Indigenous groups, however, have long mistrusted scientists, pointed out Keith M. Harper, partner and chair of the Native American practice group of the law firm Kilpatrick Townsend & Stockton. Examples exist “in our history that give indigenous communities great pause in dealing with science and … with scientists,” Harper said. He gave the example of indigenous resources having been used to develop new drugs without providing intellectual property protections for the indigenous groups.

Harper stressed the need to obtain informed consent from indigenous groups when working with them. “Someone may think that what they’re doing is in the best interest of the community,” he said. “But if that community doesn’t think it’s in their best interest and they do not knowledgeably consent to it, then I think it is ethically problematic.”

Jose Aguto, a policy adviser for the National Congress of American Indians, pointed out that indigenous communities rely heavily on their natural resources for survival. “When you take away their natural resources,” he said, “you take away their cultural, their spiritual, their social, and their community fabric.”

To give indigenous communities a voice, the United Nations General Assembly adopted the Declaration on the Rights of Indigenous Peoples in 2007. This declaration prohibits discrimination against indigenous peoples and promotes their full participation in all matters that concern them. It states “that indigenous peoples have the right to self-determination” and a “level of autonomy in their governance,” explained Rebecca Tsosie, executive director of the Indian Legal Program at the Sandra Day O’Connor College of Law at Arizona State University.

Tribal governments, Tsosie continued, need to be a part of the public policy dialogue as true governments and not as bystanders.

Some presenters stressed that scientists must do more to respect indigenous knowledge. “Indigenous knowledge has to be viewed as intellectual property,” said Ethel Branch, a staff attorney at the Indian Law Resource Center in Washington, D.C. “It has to be viewed as something equal, something worthy of being protected.”

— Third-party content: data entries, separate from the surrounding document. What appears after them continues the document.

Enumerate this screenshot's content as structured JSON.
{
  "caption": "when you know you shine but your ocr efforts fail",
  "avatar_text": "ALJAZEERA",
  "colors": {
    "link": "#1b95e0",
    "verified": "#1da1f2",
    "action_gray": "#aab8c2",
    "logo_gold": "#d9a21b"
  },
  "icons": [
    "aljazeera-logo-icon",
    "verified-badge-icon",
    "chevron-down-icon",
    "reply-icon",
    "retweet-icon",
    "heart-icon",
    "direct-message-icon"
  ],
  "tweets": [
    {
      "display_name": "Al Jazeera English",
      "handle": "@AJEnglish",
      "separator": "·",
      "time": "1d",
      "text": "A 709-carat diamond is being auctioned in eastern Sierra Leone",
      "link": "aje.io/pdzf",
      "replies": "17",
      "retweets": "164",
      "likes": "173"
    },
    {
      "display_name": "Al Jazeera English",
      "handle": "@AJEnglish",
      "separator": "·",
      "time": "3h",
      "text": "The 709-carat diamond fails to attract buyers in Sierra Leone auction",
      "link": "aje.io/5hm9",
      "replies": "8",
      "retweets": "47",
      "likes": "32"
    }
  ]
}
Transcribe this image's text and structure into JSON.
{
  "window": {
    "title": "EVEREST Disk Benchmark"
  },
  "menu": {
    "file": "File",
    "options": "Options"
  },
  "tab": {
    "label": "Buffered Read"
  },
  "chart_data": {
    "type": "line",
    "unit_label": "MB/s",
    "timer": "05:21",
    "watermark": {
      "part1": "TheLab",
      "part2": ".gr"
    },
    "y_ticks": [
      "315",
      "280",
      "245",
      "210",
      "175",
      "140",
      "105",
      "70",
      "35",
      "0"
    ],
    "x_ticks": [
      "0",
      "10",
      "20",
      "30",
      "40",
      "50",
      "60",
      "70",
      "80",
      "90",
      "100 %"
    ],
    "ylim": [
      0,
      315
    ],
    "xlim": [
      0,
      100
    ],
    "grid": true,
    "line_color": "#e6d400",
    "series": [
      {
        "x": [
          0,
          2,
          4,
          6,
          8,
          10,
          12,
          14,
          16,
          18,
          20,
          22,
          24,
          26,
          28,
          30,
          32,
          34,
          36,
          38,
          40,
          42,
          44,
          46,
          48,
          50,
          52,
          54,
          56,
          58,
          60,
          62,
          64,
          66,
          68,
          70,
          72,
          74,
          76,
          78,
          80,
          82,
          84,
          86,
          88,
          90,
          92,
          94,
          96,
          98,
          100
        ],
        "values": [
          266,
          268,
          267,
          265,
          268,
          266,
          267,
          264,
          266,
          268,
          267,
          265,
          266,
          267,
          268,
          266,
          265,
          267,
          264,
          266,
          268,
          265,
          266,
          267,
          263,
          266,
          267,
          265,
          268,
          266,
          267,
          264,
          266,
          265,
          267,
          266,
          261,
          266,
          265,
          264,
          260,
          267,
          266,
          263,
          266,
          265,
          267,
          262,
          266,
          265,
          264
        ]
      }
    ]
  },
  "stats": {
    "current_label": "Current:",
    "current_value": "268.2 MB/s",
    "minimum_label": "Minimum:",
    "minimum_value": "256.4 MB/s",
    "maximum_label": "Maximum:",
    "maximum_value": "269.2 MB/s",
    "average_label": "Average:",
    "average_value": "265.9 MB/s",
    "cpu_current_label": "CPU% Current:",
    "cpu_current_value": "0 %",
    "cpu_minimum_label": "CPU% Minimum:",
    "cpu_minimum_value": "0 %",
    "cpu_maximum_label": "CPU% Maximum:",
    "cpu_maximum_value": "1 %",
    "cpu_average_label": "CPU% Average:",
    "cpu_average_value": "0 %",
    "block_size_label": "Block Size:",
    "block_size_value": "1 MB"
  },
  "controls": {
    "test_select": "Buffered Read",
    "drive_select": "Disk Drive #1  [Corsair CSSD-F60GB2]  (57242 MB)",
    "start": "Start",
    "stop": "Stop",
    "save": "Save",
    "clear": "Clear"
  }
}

Douglas Herman, senior geographer at the National Museum of the American Indian, noted that tribal institutional review boards have taken a greater role in monitoring research that takes place on tribal lands and ensuring that research projects are well designed from the start.

The scientific community also has a role in preventing human rights abuses, said Douglas B. Richardson, executive director of the Association of American Geographers and a member of the coalition’s steering committee. “One of the advantages of this coalition is that we can share information and knowledge about how we can each be helpful in supporting human rights and also make our expertise available to those who are having their human rights infringed upon,” he told C&EN.

This dialogue is just the beginning, said Robin Schafer of the Environmental Protection Agency, who attended the meeting as a former AAAS fellow. “For me, the conference was more about articulating the concerns than defining solutions,” she said. “The first step is to all get on the same page.”